Bij uitspraak van 23 november 2009, verzonden op 24 november 2009, heeft de rechtbank het door KHN daartegen ingestelde beroep gegrond verklaard, het besluit van 19 juni 2009 vernietigd en bepaald dat het college een nieuw besluit neemt. Deze uitspraak is aangehecht.
Tegen deze uitspraak heeft het college bij brief, bij de Raad van State ingekomen op 17 december 2009, hoger beroep ingesteld.
KHN heeft een verweerschrift ingediend.
De Afdeling heeft de zaak ter zitting behandeld op 10 juni 2010, waar het college, vertegenwoordigd door R. Top-van Houdt en mr. P. Doldersum, beiden werkzaam bij de gemeente, is verschenen.
2.1. Ingevolge artikel 3 van de DHW is het verboden zonder daartoe strekkende vergunning van het college van burgemeester en wethouders het horecabedrijf of slijtersbedrijf uit te oefenen.

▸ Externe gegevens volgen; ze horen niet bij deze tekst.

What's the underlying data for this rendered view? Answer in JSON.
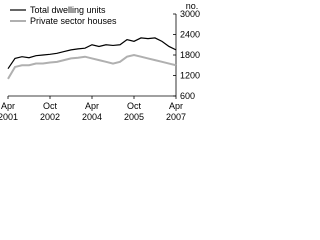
{
  "chart_data": {
    "type": "line",
    "x": [
      "2001-04",
      "2001-07",
      "2001-10",
      "2002-01",
      "2002-04",
      "2002-07",
      "2002-10",
      "2003-01",
      "2003-04",
      "2003-07",
      "2003-10",
      "2004-01",
      "2004-04",
      "2004-07",
      "2004-10",
      "2005-01",
      "2005-04",
      "2005-07",
      "2005-10",
      "2006-01",
      "2006-04",
      "2006-07",
      "2006-10",
      "2007-01",
      "2007-04"
    ],
    "series": [
      {
        "name": "Total dwelling units",
        "color": "#000000",
        "values": [
          1400,
          1700,
          1750,
          1720,
          1780,
          1800,
          1820,
          1850,
          1900,
          1950,
          1980,
          2000,
          2100,
          2050,
          2100,
          2080,
          2100,
          2250,
          2200,
          2300,
          2280,
          2300,
          2200,
          2050,
          1950
        ]
      },
      {
        "name": "Private sector houses",
        "color": "#b0b0b0",
        "values": [
          1100,
          1450,
          1500,
          1500,
          1550,
          1550,
          1580,
          1600,
          1650,
          1700,
          1720,
          1750,
          1700,
          1650,
          1600,
          1550,
          1600,
          1750,
          1800,
          1750,
          1700,
          1650,
          1600,
          1550,
          1500
        ]
      }
    ],
    "y_label": "no.",
    "ylim": [
      600,
      3000
    ],
    "yticks": [
      600,
      1200,
      1800,
      2400,
      3000
    ],
    "xlim": [
      "2001-04",
      "2007-04"
    ],
    "xticks": [
      {
        "value": "2001-04",
        "label": "Apr 2001"
      },
      {
        "value": "2002-10",
        "label": "Oct 2002"
      },
      {
        "value": "2004-04",
        "label": "Apr 2004"
      },
      {
        "value": "2005-10",
        "label": "Oct 2005"
      },
      {
        "value": "2007-04",
        "label": "Apr 2007"
      }
    ]
  }
}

Ingevolge artikel 4, eerste lid, verbinden burgemeester en wethouders aan een vergunning welke wordt verleend aan een rechtspersoon, niet zijnde een naamloze vennootschap of besloten vennootschap met beperkte aansprakelijkheid, die zich op activiteiten van recreatieve, sportieve, sociaal-culturele, educatieve, levensbeschouwelijke of godsdienstige aard richt, een of meer voorschriften of beperkingen die, gelet op de plaatselijke of regionale omstandigheden, nodig zijn ter voorkoming van mededinging door het verstrekken van alcoholhoudende drank welke uit een oogpunt van ordelijk economisch verkeer als onwenselijk moet worden beschouwd.
Ingevolge het tweede lid kunnen deze voorschriften of beperkingen op geen andere onderwerpen betrekking hebben dan:
a. in de inrichting te houden bijeenkomsten van persoonlijke aard, zoals bruiloften en partijen;
b. het openlijk aanprijzen van de mogelijkheid tot het houden van bijeenkomsten als bedoeld onder a;
c. de tijden gedurende welke in de betrokken inrichting alcoholhoudende drank wordt verstrekt.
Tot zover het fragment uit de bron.